Why AT&T was up 11% last month

What happened
Shares of AT&T (T -1.44%) rose 12.9% in May, according to data from S&P Global Market Intelligenceafter the telecommunications giant announced that it was raising the prices of its old wireless plans for the first time in years.
The increase would see the monthly cost of individual plans increase by $6 per month while family plans would increase by $12 per month. The price increases do not affect AT&T’s new unlimited plans.
Image source: Getty Images.
So what
Although analysts fear AT&T’s increases will cost it dearly from customers who might switch to T-Mobile Where Verizon as the industry has long competed by offering discounts to customers, carriers are not immune to rising costs in this time of inflation.
CEO John Stankey, for example, told analysts that labor costs “added something with a B into the overall cost structure,” i.e. $1 billion, from so price increases are essential and may also allow rivals to raise rates. This would offset any competitive advantage they might otherwise possess.
AT&T, however, was recently freed from the shackles of its Warner Bros. entertainment division. He merged the company with Discovery to form Discovery of Warner Bros., which began trading independently in April.

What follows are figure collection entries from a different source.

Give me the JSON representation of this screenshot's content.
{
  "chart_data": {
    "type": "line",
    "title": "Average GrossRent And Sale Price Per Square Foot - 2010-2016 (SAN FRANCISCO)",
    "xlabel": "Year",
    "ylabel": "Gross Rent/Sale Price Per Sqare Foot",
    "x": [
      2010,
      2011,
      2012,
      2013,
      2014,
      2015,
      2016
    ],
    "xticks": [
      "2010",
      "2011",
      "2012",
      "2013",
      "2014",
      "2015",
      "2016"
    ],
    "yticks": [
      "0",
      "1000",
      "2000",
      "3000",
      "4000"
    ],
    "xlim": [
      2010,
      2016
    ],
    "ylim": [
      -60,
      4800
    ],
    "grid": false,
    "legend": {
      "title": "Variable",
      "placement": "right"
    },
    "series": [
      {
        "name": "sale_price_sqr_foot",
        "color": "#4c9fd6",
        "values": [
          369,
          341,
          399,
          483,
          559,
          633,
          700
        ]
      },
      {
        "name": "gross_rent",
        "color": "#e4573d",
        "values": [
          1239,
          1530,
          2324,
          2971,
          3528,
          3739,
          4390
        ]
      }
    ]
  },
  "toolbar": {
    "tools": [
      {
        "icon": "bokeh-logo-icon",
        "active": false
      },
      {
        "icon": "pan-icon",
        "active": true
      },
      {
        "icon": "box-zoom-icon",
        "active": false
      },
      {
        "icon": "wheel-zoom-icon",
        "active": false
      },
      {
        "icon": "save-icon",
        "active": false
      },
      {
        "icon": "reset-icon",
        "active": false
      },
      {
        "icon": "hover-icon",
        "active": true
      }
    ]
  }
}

In return, AT&T received some $43 billion to pay off debt and invest in its 5G telecommunications business.
Now what
Verizon’s own quarterly report showed it was losing market share at a time when the market for 5G networks is becoming increasingly competitive and could be worth as much as $31 trillion by 2030. Carriers are expected to receive about $3.7 trillion of that value as consumers spend more on enhanced video, augmented and virtual reality, and digital games on 5G networks.
AT&T expects revenue to grow in the single digits this year and next year and adjusted earnings per share to grow 2% in 2022 and up to 7% in 2023. It also thinks it can generate $20 billion in free cash flow next year. , of which approximately 40% will be available to be spent on dividends.
The dividend cut it took on the Warner Media calving deterred many investors who invested in telecoms solely for the payout and high yield it offered. Yet even though the reduced dividend still yields 5.2% per year, it still remains a top pick for income investors.